After our little mishap, I genuinely thought I had the ball in my court.
After days of trying to arrange another catch up with Alex the Architect, both of our schedules were making it impossible. This led him to accuse me of “playing hard to get”, and this led me to lose interest… fast.
Apparently having a busy life of your own makes you a player… I didn’t realise I had to drop everything and sit beside my phone every night, hoping for him to make the time to call me. This guy, I was convinced, was a total douche.
Since the initial excitement of the potential romance with him was well and truly dead, I told him we should probably stop wasting eachother’s time.
He quickly back-tracked and referred to this all as a “misunderstanding”, suggesting an impromptu catch up after work.
“I didn’t mean to offend you – I’ve been messing you around”, he tells me “I want to make it up to you”.
I shrugged and obliged, after all I would have to make absolutely no effort – completely unprepared, I was not dressed up nor made up, neither excited nor nervous. I went along in hope of a free feed.
I met him down the road from work, where he was waiting for me. He kissed me on the cheek hello and asked me where I wanted to go.
I could feel his chest hovering, he was making a point to be physically closer to me than during any of our other catch ups.
This amused me more than anything, this and the strange unplanned effort he was making.
I realized that I genuinely was not interested anymore. The physical attraction had gone.
We went for dinner at a nearby restaurant, and he was quick to pay for dinner and drinks before I knew what was going on. Though he still seemed as unexcited as ever, this I was to learn, was his unexcitable demeanor.
I entertained myself by teasing him whilst he seemed to try to make the moment romantic. I have always cringed at romance.
Then he made his move, gently touching my back and moving closer to me on the couch.
“Well look at you”, I laughed.
He smiled, ignoring my teasing, and kissed me.
Then something strange happened.
A huge sense of relief came over me.
Kissing has always been a bit of a chore for me with a new kissing partner, though amazingly there was nothing chore-like when we first kissed.
Alex later told me how much he enjoyed kissing me. I rolled my eyes – usually this shit doesn’t work on me – but for some reason I believed him because I was thinking the same thing.
He then cut the kissing short and stood up, abruptly announcing that it was time to leave the restaurant.

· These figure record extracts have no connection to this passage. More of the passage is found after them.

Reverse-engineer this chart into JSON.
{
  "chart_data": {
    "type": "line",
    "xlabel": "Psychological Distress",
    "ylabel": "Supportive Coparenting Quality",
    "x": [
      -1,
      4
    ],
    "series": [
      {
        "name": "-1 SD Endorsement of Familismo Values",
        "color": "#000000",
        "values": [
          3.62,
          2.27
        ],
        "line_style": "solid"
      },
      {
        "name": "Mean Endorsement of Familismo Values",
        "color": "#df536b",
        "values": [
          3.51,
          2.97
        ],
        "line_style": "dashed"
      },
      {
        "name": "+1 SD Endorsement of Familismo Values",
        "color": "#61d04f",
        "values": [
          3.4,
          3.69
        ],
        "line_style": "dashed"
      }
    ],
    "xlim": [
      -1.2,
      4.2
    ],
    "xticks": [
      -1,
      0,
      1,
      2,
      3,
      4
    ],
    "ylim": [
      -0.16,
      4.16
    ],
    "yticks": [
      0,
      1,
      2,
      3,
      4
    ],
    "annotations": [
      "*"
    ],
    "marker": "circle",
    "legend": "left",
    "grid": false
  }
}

I laughed, thinking this whole thing a hilarious game, still believing I was dictating the game from my side of the court.
Alex then drove me home and kissed me passionately in his car. It was all a bit of shock that he seemed so attracted to me after our first encounter when he gave me nothing at all.
And so I returned the favour and cut the kissing off abruptly, announcing I had an early start the next day and left him sitting alone in his car.